FastCGI a Lesson in priorities.
Posting in June for work done in May I am the bane of this sites hopes to keep all the projects in tune with their month, sorry about that. Meanwhile what I had hoped to be playing with , namely near realtime ajax and site interactivity took a back seat as a seperate learning experience came up.
Catalyst is a Perl MVC Framework and has been used for numerous web projects and applications all of which are now starting to feel a little bit legacy thanks to Rails and Node.js. However support in terms of system administration is still required as a result I had the opportunity of taking on the hosting and uptime for a previous Catalyst application and this meant my rather straight forward appreciation of Apache Mysql and PHP would have to be discarded.

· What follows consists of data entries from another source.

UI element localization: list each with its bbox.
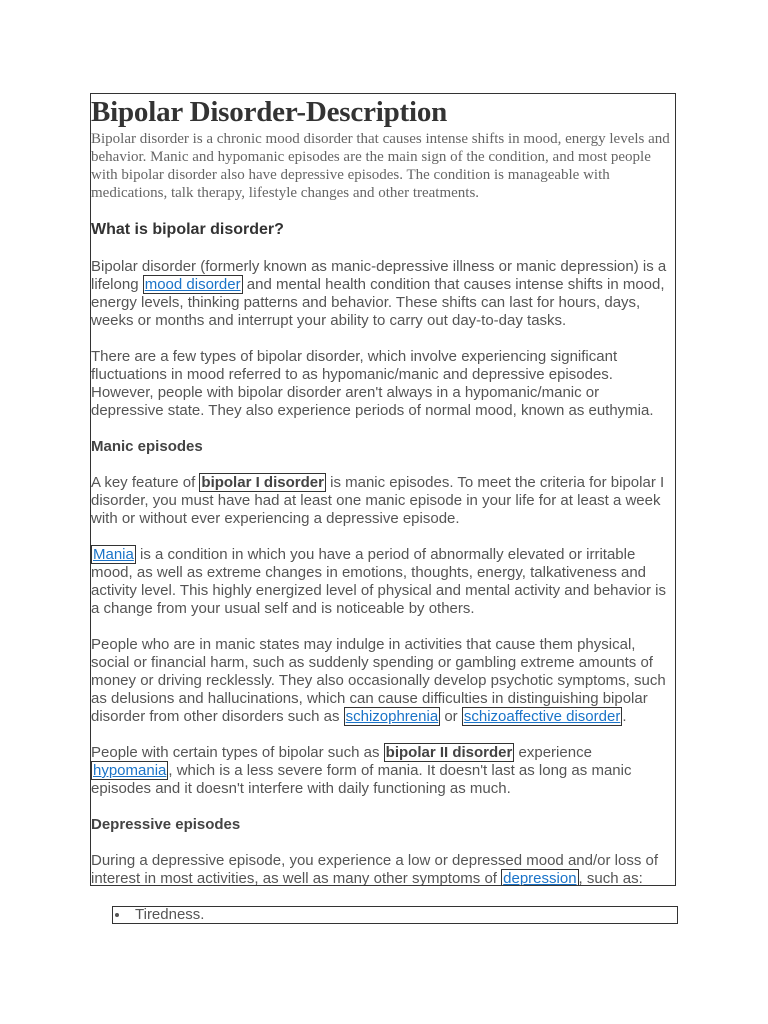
paragraph-text: is a condition in which you have a period of abnormally elevated or irritable mood, as well as extreme changes in emotions, thoughts, energy, talkativeness and activity level. This highly energized level of physical and mental activity and behavior is a change from your usual self and is noticeable by others.	[91, 546, 667, 617]
schizophrenia-link[interactable]: schizophrenia	[345, 708, 439, 725]
page-title: Bipolar Disorder-Description	[91, 96, 448, 128]
paragraph-text: Bipolar disorder (formerly known as manic-depressive illness or manic depression) is a lifelong	[91, 258, 667, 293]
symptoms-list-box	[112, 906, 678, 924]
paragraph-text: A key feature of	[91, 474, 200, 491]
mania-link[interactable]: Mania	[93, 546, 134, 563]
bipolar-one-term: bipolar I disorder	[201, 474, 324, 491]
paragraph-definition	[91, 258, 675, 330]
paragraph-text: or	[440, 708, 462, 725]
paragraph-text: experience	[514, 744, 592, 761]
paragraph-depressive	[91, 852, 675, 886]
paragraph-text: .	[622, 708, 627, 725]
paragraph-bipolar-one	[91, 474, 675, 528]
section-heading-what-is: What is bipolar disorder?	[91, 221, 284, 238]
section-heading-depressive-episodes: Depressive episodes	[91, 816, 241, 833]
paragraph-text: is manic episodes. To meet the criteria for bipolar I disorder, you must have had at least one manic episode in your life for at least a week with or without ever experiencing a depressive episode.	[91, 474, 665, 527]
depression-link[interactable]: depression	[503, 870, 577, 886]
bullet-icon	[115, 913, 119, 917]
paragraph-manic-states	[91, 636, 675, 726]
paragraph-mania	[91, 546, 675, 618]
paragraph-text: During a depressive episode, you experience a low or depressed mood and/or loss of interest in most activities, as well as many other symptoms of	[91, 852, 658, 886]
bipolar-two-term: bipolar II disorder	[385, 744, 513, 761]
paragraph-types: There are a few types of bipolar disorder, which involve experiencing significant fluctuations in mood referred to as hypomanic/manic and depressive episodes. However, people with bipolar disorder aren't always in a hypomanic/manic or depressive state. They also experience periods of normal mood, known as euthymia.	[91, 348, 654, 419]
paragraph-text: and mental health condition that causes intense shifts in mood, energy levels, thinking patterns and behavior. These shifts can last for hours, days, weeks or months and interrupt your ability to carry out day-to-day tasks.	[91, 276, 665, 329]
list-item-text: Tiredness.	[135, 906, 205, 923]
lead-paragraph: Bipolar disorder is a chronic mood disorder that causes intense shifts in mood, energy levels and behavior. Manic and hypomanic episodes are the main sign of the condition, and most people with bipolar disorder also have depressive episodes. The condition is manageable with medications, talk therapy, lifestyle changes and other treatments.	[91, 131, 670, 201]
list-item	[113, 907, 677, 923]
paragraph-text: People who are in manic states may indulge in activities that cause them physical, social or financial harm, such as suddenly spending or gambling extreme amounts of money or driving recklessly. They also occasionally develop psychotic symptoms, such as delusions and hallucinations, which can cause difficulties in distinguishing bipolar disorder from other disorders such as	[91, 636, 666, 725]
paragraph-text: People with certain types of bipolar such as	[91, 744, 384, 761]
hypomania-link[interactable]: hypomania	[93, 762, 167, 779]
paragraph-text: , such as:	[578, 870, 643, 886]
article-container	[90, 93, 676, 886]
symptoms-list	[113, 907, 677, 923]
paragraph-bipolar-two	[91, 744, 675, 798]
schizoaffective-disorder-link[interactable]: schizoaffective disorder	[463, 708, 621, 725]
paragraph-text: , which is a less severe form of mania. It doesn't last as long as manic episodes and it doesn't interfere with daily functioning as much.	[91, 762, 632, 797]
section-heading-manic-episodes: Manic episodes	[91, 438, 203, 455]
mood-disorder-link[interactable]: mood disorder	[144, 276, 241, 293]
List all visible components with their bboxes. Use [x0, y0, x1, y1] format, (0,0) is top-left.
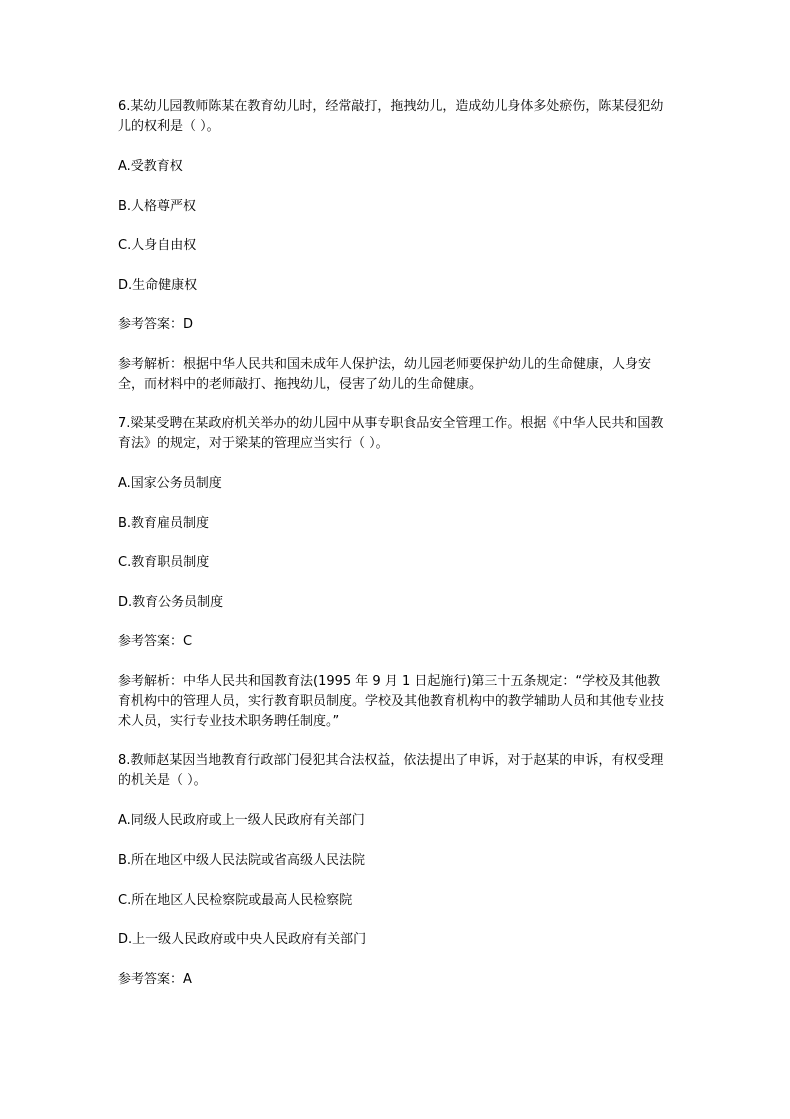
question-8-option-c: C.所在地区人民检察院或最高人民检察院: [118, 893, 353, 908]
question-6-option-c: C.人身自由权: [118, 238, 197, 253]
question-6-option-b: B.人格尊严权: [118, 199, 197, 214]
question-8-stem: 8.教师赵某因当地教育行政部门侵犯其合法权益，依法提出了申诉，对于赵某的申诉，有权受理的机关是（ ）。: [118, 753, 664, 788]
question-8-option-d: D.上一级人民政府或中央人民政府有关部门: [118, 932, 367, 947]
question-6-answer: 参考答案：D: [118, 317, 194, 332]
question-6-explanation: 参考解析：根据中华人民共和国未成年人保护法，幼儿园老师要保护幼儿的生命健康，人身安全，而材料中的老师敲打、拖拽幼儿，侵害了幼儿的生命健康。: [118, 357, 652, 392]
question-8-answer: 参考答案：A: [118, 972, 192, 987]
question-7-option-a: A.国家公务员制度: [118, 476, 222, 491]
question-7-answer: 参考答案：C: [118, 634, 193, 649]
question-8-option-a: A.同级人民政府或上一级人民政府有关部门: [118, 813, 365, 828]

I learnt that Apache can use sockets to pass queries from the server to the application instance and pass the results back in turn. To explain how this feels unusual to the average webmaster you need to understand that for part of the configuration in Apache you are specifying fictional files and extensions in order to ensure the fast_cgi module works correctly but before we go there lets look at how the Catalyst application starts.
In the application folder there are a number of scripts which can run the application with its own test server or against a socket. Adding the startup script to /etc/rc.local ensures that the application is restarted and listening on the socket when the server is rebooted.
/home/useraccount/catapp/script/catapp_fastcgi.pl –listen /tmp/catapp.socket -n 6 -p /tmp/forumevents.pid -d
Here the catapp_fastcgi perl script configured the application to listen on the file /tmp/catapp.socket with a maximum of 6 new processes and to report its processid to /tmp/forumevents.pid and then to run in the background as a deamon.
That will get the Application started now you can configured Apache; you will need the fastcgi modules loaded and enabled in apache
../mods-enabled/fastcgi.load -> ../mods-available/fastcgi.load
../mods-enabled/fastcgi.conf -> ../mods-available/fastcgi.conf
The fastcgi.conf is configured as
<IfModule mod_fastcgi.c>
AddHandler fastcgi-script .fcgi
#FastCgiWrapper /usr/lib/apache2/suexec
FastCgiIpcDir /var/lib/apache2/fastcgi
</IfModule>
In ./sites-enables/fastcgi_catapp
<VirtualHost *:80>
ServerName testcatapp.testserver.co.uk
FastCgiExternalServer /tmp/catapp.fcgi -socket /tmp/catapp.socket
Alias / /tmp/catapp.fcgi/
</VirtualHost>
What caught me out when looking at the Documentation was the entry for FastCgiExternalServer there are a number of similar commands that look like FastCgiExternalServer and I was using them incorrectly. As you can see there is a mention to catapp.fcgi which is file that will not exist , its fictitous , so you need to get past it and accept that it is needed and you are expecting it to be there since it is used in the Alias command to point the server to the application.
That was it. A fastcgi implementation of Catalyst running under Apache and its very very FAST indeed. A Practical lesson learnt and a new technology under my belt. It fits neatly into the path for 12412.org I have set myself since this puts socket.io on my horizon and leads nicely back to my original plan for May; I learnt a little if indirectly a web technology and I gained some understanding of Catalyst on the road.